Lose ‘focus on the glove’

It’s a tale as old as time. Your local Little League phenom toes the rubber and enters the most cataclysmic free fall of pitching command in their young career. The pitcher looks for any source of valuable constructive among the sea of vicarious parents and overzealous wannabe coaches. After walking the bases loaded, the young starter heaves a deep breath and steps off the mound. Sensing the need for a pep talk, a parent-coach motions for time and trots out to the mound, his hands buried unnecessarily deep in his pockets:

“Guys, we’re doing fine! We all just need to relax out there, make the plays that we know how to make, and help this guy out.”

The “guy,” invariably suffering from a brutal case of the yips, needs the greatest consolation of all. Instead of reframing his advice for the infielders, the coach turns to his pitcher and imbues one of the most misguided quips in all of youth sports:

“It’s just you and the glove out there.”

In premise, the phrase “just you and the glove” carries great intentions, particularly for young levels of baseball. Youth baseball fans’ tolerance level — and the overall success of the club — almost solely revolves around consistently hitting the strike zone. Inexperienced and underdeveloped hitters at early levels of kid-pitch get themselves out. So long as Little League arms pound the zone, most hitters will beat themselves with an undisciplined or immature approach.

Of course, “just you and glove” is used in an effort to simplify the art of pitching in an increasingly stressful and mentally taxing scenario. In other sports, coaches implement the tactic of limiting the thoughts of overwhelmed athletes to what they’ve known and practiced for weeks or years — for some, their entire lives. Repetitive Olympic sports like swimming and rowing become particularly salient for simplifying big-stage moments; in many cases, the most brilliant and well-versed athletes atop the world attribute their success to “letting go” during preparation and performance. Obsessions over nuanced technique, form and efficiency fall by the wayside under the spotlight, leaving them with nothing but a pure, simplified, sharply focused head.

But pitching, arguably the most mentally taxing and cognitive position in sports, ought not fall under the framework of Olympic legends. Telling a pitcher with a case of the yips to “focus on the glove” resembles telling a 4-star quarterback recruit with a torn ACL to “focus on recovering” or “try to get better.” Clearly, barriers to performance exist, and they persist not through lack of attention or care at the positional core but rather through a physical impediment.

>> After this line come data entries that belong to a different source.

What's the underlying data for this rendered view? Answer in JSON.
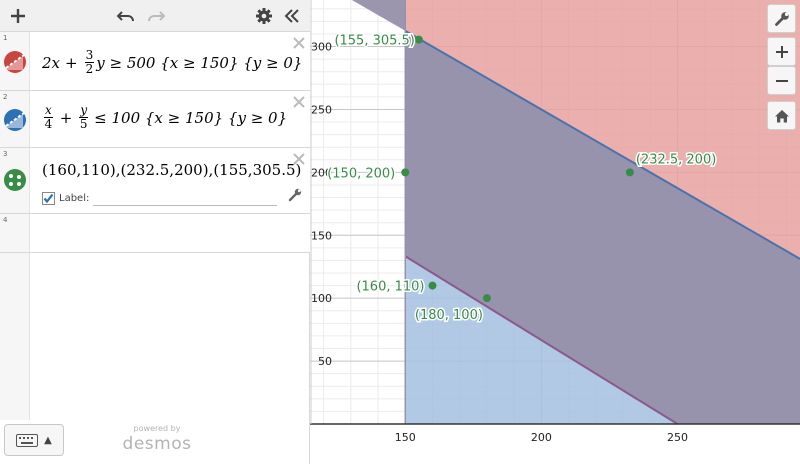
{
  "toolbar": {
    "add": "+",
    "undo": "undo",
    "redo": "redo",
    "settings": "settings",
    "collapse": "«"
  },
  "expressions": [
    {
      "index": "1",
      "color": "#c74440",
      "parts": {
        "t1": "2x",
        "plus": "+",
        "frac_num": "3",
        "frac_den": "2",
        "t2": "y ≥ 500 {x ≥ 150} {y ≥ 0}"
      }
    },
    {
      "index": "2",
      "color": "#2d70b3",
      "parts": {
        "f1_num": "x",
        "f1_den": "4",
        "plus": "+",
        "f2_num": "y",
        "f2_den": "5",
        "t2": "≤ 100 {x ≥ 150} {y ≥ 0}"
      }
    },
    {
      "index": "3",
      "color": "#388c46",
      "text": "(160,110),(232.5,200),(155,305.5)",
      "label_checkbox_text": "Label:"
    },
    {
      "index": "4"
    }
  ],
  "footer": {
    "powered_by": "powered by",
    "brand": "desmos",
    "keyboard_caret": "▲"
  },
  "colors": {
    "red_region": "#e7a1a0",
    "blue_region": "#a5bfe0",
    "overlap_region": "#9690aa",
    "blue_line": "#4a72ad",
    "purple_line": "#8a5a8a",
    "point_color": "#388c46",
    "grid_minor": "#ececec",
    "grid_major": "#c8c8c8"
  },
  "axis": {
    "x_ticks": [
      "150",
      "200",
      "250"
    ],
    "y_ticks": [
      "50",
      "100",
      "150",
      "200",
      "250",
      "300"
    ]
  },
  "chart_data": {
    "type": "scatter",
    "xlim": [
      115,
      295
    ],
    "ylim": [
      0,
      337
    ],
    "points": [
      {
        "x": 155,
        "y": 305.5,
        "label": "(155, 305.5)"
      },
      {
        "x": 150,
        "y": 200,
        "label": "(150, 200)"
      },
      {
        "x": 232.5,
        "y": 200,
        "label": "(232.5, 200)"
      },
      {
        "x": 160,
        "y": 110,
        "label": "(160, 110)"
      },
      {
        "x": 180,
        "y": 100,
        "label": "(180, 100)"
      }
    ],
    "grid": true
  }
}
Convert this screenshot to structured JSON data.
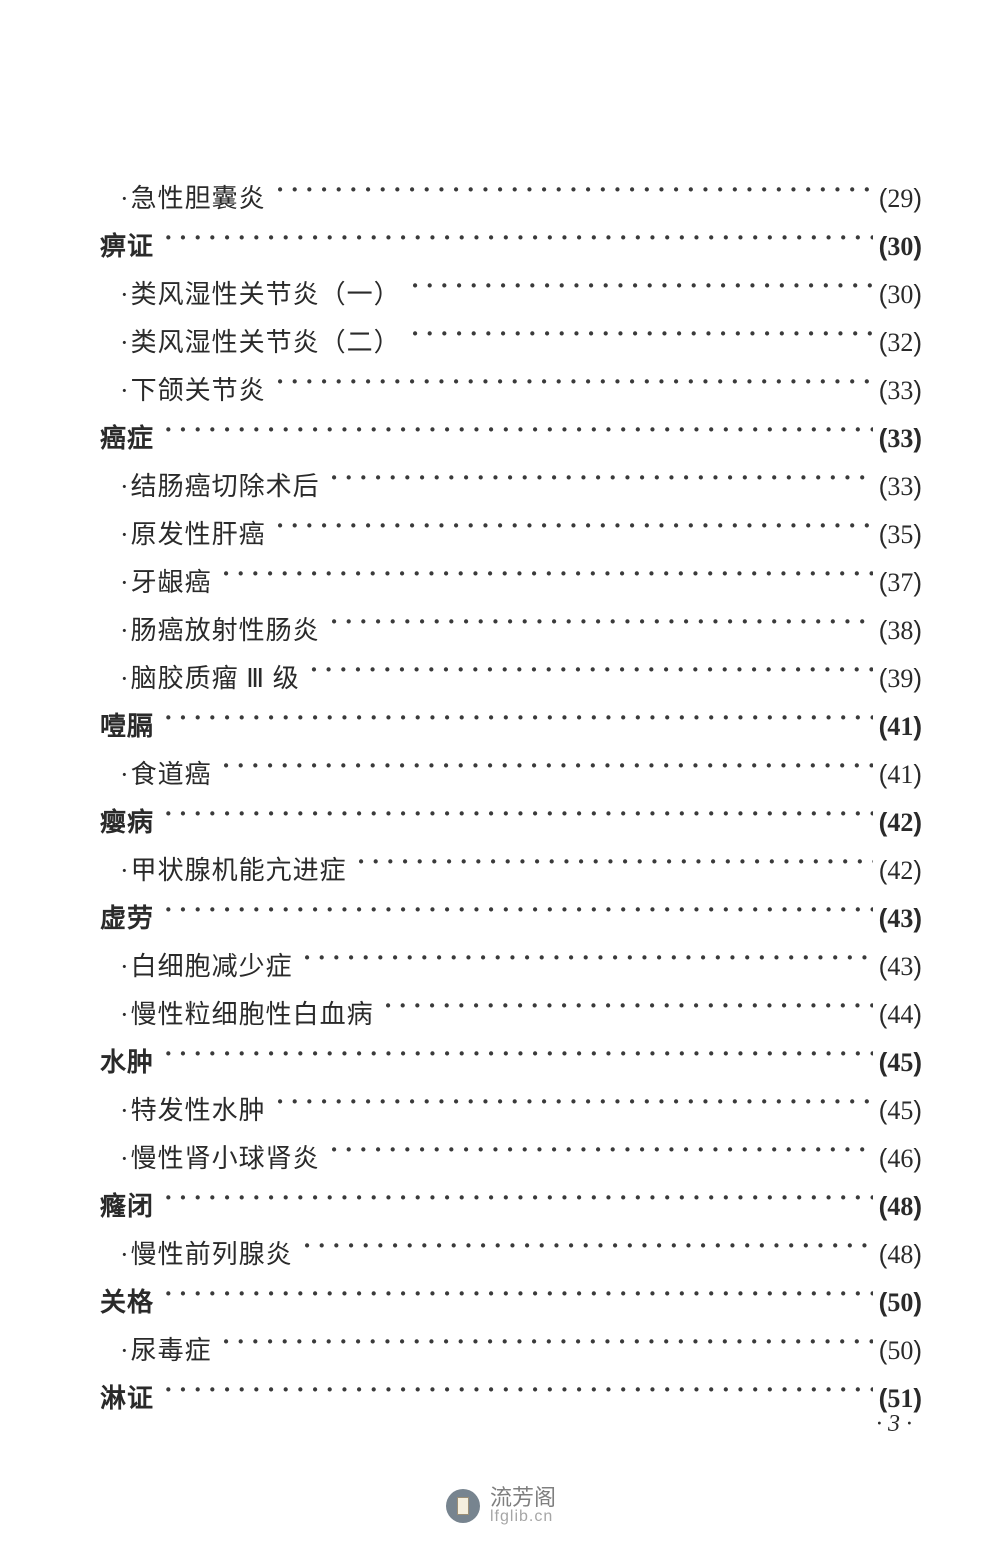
{
  "page": {
    "footer_page_number": "· 3 ·",
    "watermark": {
      "cn": "流芳阁",
      "en": "lfglib.cn"
    }
  },
  "toc": [
    {
      "kind": "item",
      "label": "急性胆囊炎",
      "page": "29"
    },
    {
      "kind": "section",
      "label": "痹证",
      "page": "30"
    },
    {
      "kind": "item",
      "label": "类风湿性关节炎（一）",
      "page": "30"
    },
    {
      "kind": "item",
      "label": "类风湿性关节炎（二）",
      "page": "32"
    },
    {
      "kind": "item",
      "label": "下颌关节炎",
      "page": "33"
    },
    {
      "kind": "section",
      "label": "癌症",
      "page": "33"
    },
    {
      "kind": "item",
      "label": "结肠癌切除术后",
      "page": "33"
    },
    {
      "kind": "item",
      "label": "原发性肝癌",
      "page": "35"
    },
    {
      "kind": "item",
      "label": "牙龈癌",
      "page": "37"
    },
    {
      "kind": "item",
      "label": "肠癌放射性肠炎",
      "page": "38"
    },
    {
      "kind": "item",
      "label": "脑胶质瘤 Ⅲ 级",
      "page": "39"
    },
    {
      "kind": "section",
      "label": "噎膈",
      "page": "41"
    },
    {
      "kind": "item",
      "label": "食道癌",
      "page": "41"
    },
    {
      "kind": "section",
      "label": "瘿病",
      "page": "42"
    },
    {
      "kind": "item",
      "label": "甲状腺机能亢进症",
      "page": "42"
    },
    {
      "kind": "section",
      "label": "虚劳",
      "page": "43"
    },
    {
      "kind": "item",
      "label": "白细胞减少症",
      "page": "43"
    },
    {
      "kind": "item",
      "label": "慢性粒细胞性白血病",
      "page": "44"
    },
    {
      "kind": "section",
      "label": "水肿",
      "page": "45"
    },
    {
      "kind": "item",
      "label": "特发性水肿",
      "page": "45"
    },
    {
      "kind": "item",
      "label": "慢性肾小球肾炎",
      "page": "46"
    },
    {
      "kind": "section",
      "label": "癃闭",
      "page": "48"
    },
    {
      "kind": "item",
      "label": "慢性前列腺炎",
      "page": "48"
    },
    {
      "kind": "section",
      "label": "关格",
      "page": "50"
    },
    {
      "kind": "item",
      "label": "尿毒症",
      "page": "50"
    },
    {
      "kind": "section",
      "label": "淋证",
      "page": "51"
    }
  ]
}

Instead of encouraging pitchers to overcome the disparity between intentions and outcomes on the mound, encourage them to change their approach. Directing young pitchers with poor control to do the same thing over and over — wildly throw away clean counts with poorly thrown fastballs early, then claw their way back from high-ball counts with dead-red fastballs late — and expect a different result is nothing short of insanity.

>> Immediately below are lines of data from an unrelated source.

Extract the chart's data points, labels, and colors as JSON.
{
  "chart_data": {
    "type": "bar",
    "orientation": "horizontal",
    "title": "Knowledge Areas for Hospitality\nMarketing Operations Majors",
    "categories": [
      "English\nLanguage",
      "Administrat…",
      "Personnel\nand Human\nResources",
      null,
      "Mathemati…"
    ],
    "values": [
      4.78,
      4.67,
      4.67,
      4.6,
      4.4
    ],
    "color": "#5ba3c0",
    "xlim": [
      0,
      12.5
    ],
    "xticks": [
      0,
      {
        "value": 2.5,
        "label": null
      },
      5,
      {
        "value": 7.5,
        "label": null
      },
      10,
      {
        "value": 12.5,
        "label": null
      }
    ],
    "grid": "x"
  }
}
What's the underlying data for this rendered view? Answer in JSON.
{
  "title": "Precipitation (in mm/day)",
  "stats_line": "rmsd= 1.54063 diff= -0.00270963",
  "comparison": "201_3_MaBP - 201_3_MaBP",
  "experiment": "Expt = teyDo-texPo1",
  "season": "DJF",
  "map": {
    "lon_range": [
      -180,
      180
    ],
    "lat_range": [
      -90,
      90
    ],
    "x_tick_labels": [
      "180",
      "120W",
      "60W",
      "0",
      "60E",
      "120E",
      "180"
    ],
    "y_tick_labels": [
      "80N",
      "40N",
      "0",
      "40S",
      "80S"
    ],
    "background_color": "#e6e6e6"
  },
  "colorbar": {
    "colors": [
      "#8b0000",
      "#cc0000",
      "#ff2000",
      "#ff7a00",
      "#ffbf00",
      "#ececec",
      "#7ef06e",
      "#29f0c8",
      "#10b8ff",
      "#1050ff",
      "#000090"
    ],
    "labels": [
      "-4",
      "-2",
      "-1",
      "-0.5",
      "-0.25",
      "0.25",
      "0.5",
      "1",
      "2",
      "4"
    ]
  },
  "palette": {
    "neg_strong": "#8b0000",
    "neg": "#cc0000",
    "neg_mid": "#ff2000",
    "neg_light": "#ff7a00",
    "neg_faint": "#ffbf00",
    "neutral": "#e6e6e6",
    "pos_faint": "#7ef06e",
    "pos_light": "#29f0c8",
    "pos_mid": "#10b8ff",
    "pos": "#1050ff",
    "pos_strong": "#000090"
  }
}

In spite of obvious and valid concerns about curveball usage at young levels, it’s very feasible to develop secondary or tertiary pitches that do not carry dangerous long-run health ramifications. Struggling to locate four-seam fastballs poses a substantial issue, but taking a deep breath and relying on changeups, two-seam fastballs, cutters or forkballs leave pitchers with better solutions.

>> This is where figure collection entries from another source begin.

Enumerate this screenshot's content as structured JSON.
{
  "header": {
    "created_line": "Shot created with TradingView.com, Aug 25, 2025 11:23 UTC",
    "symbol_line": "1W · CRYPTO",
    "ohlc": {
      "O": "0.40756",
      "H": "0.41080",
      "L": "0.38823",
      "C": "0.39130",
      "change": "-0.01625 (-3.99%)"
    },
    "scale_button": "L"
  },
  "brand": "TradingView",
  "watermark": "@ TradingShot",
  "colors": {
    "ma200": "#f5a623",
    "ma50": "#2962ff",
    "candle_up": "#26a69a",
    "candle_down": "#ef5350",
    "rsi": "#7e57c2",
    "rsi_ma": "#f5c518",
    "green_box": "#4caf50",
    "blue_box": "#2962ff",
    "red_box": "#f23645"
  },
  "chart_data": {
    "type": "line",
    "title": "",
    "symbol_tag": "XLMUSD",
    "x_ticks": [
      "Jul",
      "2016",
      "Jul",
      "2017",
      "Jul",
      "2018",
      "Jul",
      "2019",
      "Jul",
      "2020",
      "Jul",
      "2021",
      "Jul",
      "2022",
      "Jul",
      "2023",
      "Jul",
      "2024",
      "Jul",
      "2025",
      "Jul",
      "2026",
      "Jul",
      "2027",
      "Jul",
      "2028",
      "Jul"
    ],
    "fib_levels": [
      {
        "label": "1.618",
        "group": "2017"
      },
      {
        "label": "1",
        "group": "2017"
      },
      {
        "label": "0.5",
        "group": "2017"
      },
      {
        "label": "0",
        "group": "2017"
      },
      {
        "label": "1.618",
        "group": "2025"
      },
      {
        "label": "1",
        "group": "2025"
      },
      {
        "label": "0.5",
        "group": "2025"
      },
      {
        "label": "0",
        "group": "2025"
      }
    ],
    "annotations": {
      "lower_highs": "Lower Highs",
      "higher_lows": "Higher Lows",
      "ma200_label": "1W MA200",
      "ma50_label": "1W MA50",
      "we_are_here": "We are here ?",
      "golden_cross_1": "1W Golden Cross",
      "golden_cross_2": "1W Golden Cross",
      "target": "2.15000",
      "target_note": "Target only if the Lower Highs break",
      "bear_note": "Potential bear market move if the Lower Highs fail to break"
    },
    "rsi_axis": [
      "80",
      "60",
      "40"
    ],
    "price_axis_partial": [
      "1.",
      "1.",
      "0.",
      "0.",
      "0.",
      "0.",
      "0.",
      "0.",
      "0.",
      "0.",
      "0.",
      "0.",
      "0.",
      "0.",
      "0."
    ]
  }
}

By better, I mean very applicable and relevant as pitchers rise the ranks. With maturity comes the narrowing of the intentions-outcomes gap and the expectation for a wide arsenal of deceptive pitches. Hitters get themselves out less often, and the onus of so-called “pitch design” — not pitch science — falls on bullpens far more heavily.

If youth coaches truly aim to prepare their players for long-term success in baseball, it’s best to advise them that way.